Is streaming profitable? For Rhapsody/Napster, it actually (finally) is.
According to a regulatory filing by RealNetworks, Rhapsody International posted a profit of over $1.6 million in the third quarter, with a record revenue of more than $54 million. Rhapsody International owns Napster music service. This news comes several months after Rhapsody/Napster restructured their San Francisco office, cutting an undisclosed number of job cuts. Back in April, Rhapsody CEO Mike Davis said about the cutbacks,
“As part of our plan to better position Rhapsody/Napster for long-term profitability and accelerated growth in a competitive global market, we have a new, streamlined structure for the company that unfortunately impacts a number of positions across our global offices.”
GeekWire reports that this surprising financial result strengthens Napster against fierce competition from Amazon, Apple Music, and Spotify.

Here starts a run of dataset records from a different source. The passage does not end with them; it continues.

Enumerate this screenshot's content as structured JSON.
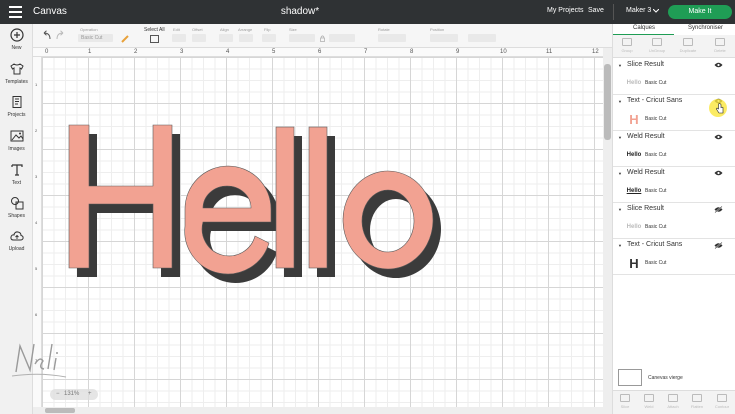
{
  "topbar": {
    "app_title": "Canvas",
    "doc_title": "shadow*",
    "my_projects": "My Projects",
    "save": "Save",
    "machine": "Maker 3",
    "make_it": "Make It"
  },
  "lefttools": [
    {
      "label": "New",
      "icon": "plus-circle-icon"
    },
    {
      "label": "Templates",
      "icon": "shirt-icon"
    },
    {
      "label": "Projects",
      "icon": "projects-icon"
    },
    {
      "label": "Images",
      "icon": "image-icon"
    },
    {
      "label": "Text",
      "icon": "text-icon"
    },
    {
      "label": "Shapes",
      "icon": "shapes-icon"
    },
    {
      "label": "Upload",
      "icon": "upload-cloud-icon"
    }
  ],
  "editbar": {
    "operation_label": "Operation",
    "operation_value": "Basic Cut",
    "select_all": "Select All",
    "edit": "Edit",
    "offset": "Offset",
    "align": "Align",
    "arrange": "Arrange",
    "flip": "Flip",
    "size": "Size",
    "rotate": "Rotate",
    "position": "Position"
  },
  "canvas": {
    "ruler_top": [
      "0",
      "1",
      "2",
      "3",
      "4",
      "5",
      "6",
      "7",
      "8",
      "9",
      "10",
      "11",
      "12"
    ],
    "ruler_left": [
      "1",
      "2",
      "3",
      "4",
      "5",
      "6",
      "7"
    ],
    "hello_text": "Hello",
    "zoom": "131%",
    "signature": "Neli",
    "colors": {
      "fill": "#f2a292",
      "shadow": "#3b3b3b"
    }
  },
  "panel": {
    "tabs": [
      "Calques",
      "Synchroniser"
    ],
    "actions": [
      "Group",
      "UnGroup",
      "Duplicate",
      "Delete"
    ],
    "layers": [
      {
        "name": "Slice Result",
        "thumb": "Hello",
        "sub": "Basic Cut",
        "visible": true
      },
      {
        "name": "Text - Cricut Sans",
        "thumb": "H",
        "sub": "Basic Cut",
        "visible": true
      },
      {
        "name": "Weld Result",
        "thumb": "Hello",
        "sub": "Basic Cut",
        "visible": true
      },
      {
        "name": "Weld Result",
        "thumb": "Hello",
        "sub": "Basic Cut",
        "visible": true
      },
      {
        "name": "Slice Result",
        "thumb": "Hello",
        "sub": "Basic Cut",
        "visible": false
      },
      {
        "name": "Text - Cricut Sans",
        "thumb": "H",
        "sub": "Basic Cut",
        "visible": false
      }
    ],
    "blank_canvas": "Canevas vierge",
    "bottom_actions": [
      "Slice",
      "Weld",
      "Attach",
      "Flatten",
      "Contour"
    ]
  }
}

You can check out the company’s numbers below in a handy GeekWire infograph.
As the numbers show, overall revenue for the music service has increased. Nevertheless, they still posted significant losses.
Back in 2015, Rhapsody posted an annual loss of $35.5 million, on revenues of $202 million. The company rebranded itself as Napster here in the States back in June. The company made this move to create “one global brand” as well as a longtime music service to counter music streaming rivals.
When the company rebranded itself as Napster, the company had 3.5 million subscribers. These numbers pale in comparison with Spotify’s 40 million and Apple Music’s 17 million paid subscribers. It’s currently unknown how many users are paying for Amazon Music Unlimited, however.
RealNetworks owns a 42% stake in the music streaming service. This is reportedly the “first significant profit for the music service since the company spun out of RealNetworks as a standalone company more than six years ago.” Back then, RealNetworks and Viacom spun off the Rhapsody music subscription service.